The real expression is less scary than that because Triton adds bit masks. Let’s see what SSPAM has to say:

$ sspam "`cat x27_exprs`"
((((((4836359357488159561L | (~ (~ (13456819786791428364L ^ ((13456819786791428364L & (~ bss_val1)) | (bss_val1 & 4989924286918123251L)))))) & 14493815827385387729L) | ((~ (4836359357488159561L | (~ (~ (13456819786791428364L ^ ((13456819786791428364L & (~ bss_val1)) | (bss_val1 & 4989924286918123251L))))))) & 3952928246324163886L)) ^ ((14493815827385387729L & (~ ((- (~ bss_val1)) + (4836359357488159562L | (~ bss_val1))))) | (((- (~ bss_val1)) + (4836359357488159562L | (~ bss_val1))) & 3952928246324163886L))) | (~ ((4836359357488159561L | (~ (~ (13456819786791428364L ^ ((13456819786791428364L & (~ bss_val1)) | (bss_val1 & 4989924286918123251L)))))) | (~ ((- (~ bss_val1)) + (4836359357488159562L | (~ bss_val1))))))) ^ 2682528569860323030L)

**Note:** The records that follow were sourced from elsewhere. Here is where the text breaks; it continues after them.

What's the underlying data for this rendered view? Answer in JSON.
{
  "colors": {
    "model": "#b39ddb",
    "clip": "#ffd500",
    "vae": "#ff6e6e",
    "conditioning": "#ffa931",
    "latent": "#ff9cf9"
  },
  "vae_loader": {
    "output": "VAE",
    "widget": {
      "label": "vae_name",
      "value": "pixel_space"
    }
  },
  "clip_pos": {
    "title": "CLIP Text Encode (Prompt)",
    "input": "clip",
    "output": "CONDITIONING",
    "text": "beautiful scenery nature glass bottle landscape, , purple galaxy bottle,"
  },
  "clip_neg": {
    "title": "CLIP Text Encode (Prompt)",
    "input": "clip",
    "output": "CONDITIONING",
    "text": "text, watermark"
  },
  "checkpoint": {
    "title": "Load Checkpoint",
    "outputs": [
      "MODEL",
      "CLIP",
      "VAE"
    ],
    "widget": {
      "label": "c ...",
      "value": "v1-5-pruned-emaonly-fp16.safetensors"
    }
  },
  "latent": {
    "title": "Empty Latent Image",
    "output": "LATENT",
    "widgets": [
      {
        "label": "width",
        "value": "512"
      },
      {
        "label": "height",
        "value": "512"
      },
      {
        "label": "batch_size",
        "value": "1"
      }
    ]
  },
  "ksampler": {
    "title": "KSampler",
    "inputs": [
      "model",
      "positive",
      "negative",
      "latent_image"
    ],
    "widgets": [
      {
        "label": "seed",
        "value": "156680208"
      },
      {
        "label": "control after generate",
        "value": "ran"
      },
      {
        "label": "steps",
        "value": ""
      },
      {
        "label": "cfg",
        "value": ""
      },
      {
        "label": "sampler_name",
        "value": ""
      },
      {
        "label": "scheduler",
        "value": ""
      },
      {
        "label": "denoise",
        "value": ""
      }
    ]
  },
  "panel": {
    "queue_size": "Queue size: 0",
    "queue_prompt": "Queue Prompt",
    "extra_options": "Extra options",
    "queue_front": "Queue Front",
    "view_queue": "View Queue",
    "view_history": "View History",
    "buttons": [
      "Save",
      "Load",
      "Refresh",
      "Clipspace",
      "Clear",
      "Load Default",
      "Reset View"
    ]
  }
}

That’s not too good. So SSPAM, the only tool that I know to exist for MBA re-write rules, didn’t give a meaningful simplification. So I thought let’s try some synthesis, I used Python’s eval to plug in different inputs to this expression and see how the bits in the output react (try it yourself, it’s fun). In the end my synthesized expression was:

0x99DB8D4C50945260 ^ bss_val1 & ~0x3

Can’t see it getting simpler than this, but is it identical to the obfuscated expression? Let’s ask Z3:

>>> z3.prove(obfsc_expr == simp_expr)
proved

Bingo!

EDIT: @adriengnt brought to my attention Arybo which he worked on at Quarkslab (they seem to have a monopoly on MBA). It was able to simplify the expression above in one go¹⁴. I’d say this is state of the art as far as MBA obfuscation goes. Its concepts¹⁵ are interesting if you wanna get technical.

We cool, Snap?

There’s much more to token generation than obfuscations. Being able to work with the binary at this level is only half the battle. I won’t disclose how to communicate with the API, because if Godfather has taught us anything, it’s that the perfect number of sequels is one.